Production of light stabilized radion at high energy hadron collider

TL;DR

This paper derives the coupling of light radion to gluons in the Randall-Sundrum model, calculates its production cross section at hadron colliders, and discusses search strategies, highlighting its enhanced production and decay modes compared to the Higgs boson.

Contribution

The paper provides a novel calculation of radion-gluon coupling using conformal anomaly and analyzes its collider production and decay, proposing new search strategies at Tevatron and LHC.

Findings

Radion production cross section exceeds Higgs by a factor of 7-8 at LHC.

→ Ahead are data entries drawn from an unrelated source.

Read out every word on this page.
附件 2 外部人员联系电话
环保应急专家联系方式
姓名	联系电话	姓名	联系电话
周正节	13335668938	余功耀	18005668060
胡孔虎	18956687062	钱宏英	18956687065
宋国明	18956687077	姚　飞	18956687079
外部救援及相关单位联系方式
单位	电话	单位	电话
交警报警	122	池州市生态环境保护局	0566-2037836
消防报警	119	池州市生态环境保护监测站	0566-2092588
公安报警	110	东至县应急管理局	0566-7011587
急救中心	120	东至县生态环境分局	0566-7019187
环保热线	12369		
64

Radion decay modes include enhanced 2-photon and 2-gluon channels.

Radion mass up to 1 TeV can be explored/excluded at colliders.

Abstract

In this paper we use the conformal anomaly in QCD to derive the coupling of light radion to gluons in the Randall-Sundrum model and use it to compute the radion production cross section at hadron colliders by gluon fusion. We find that the radion production cross section by gluon fusion at LHC would exceed that of the higgs boson by a factor that lies between 7 and 8 over most of the range. The decay modes of the radion are similar to that of the SM higgs boson. But the striking feature is the enhancement of radion to 2-photon and radion to 2-gluon branching ratio over the SM case. Utilising this, we then discuss the possible search strategies of such scalars at Tevatron and LHC. Using the $\gamma \gamma$ decay mode one can explore/exclude radion mass upto 1 TeV. Even with the current collected data at the Tevatron, one can exclude radion mass upto 120 GeV for $\vphi$= 1 TeV.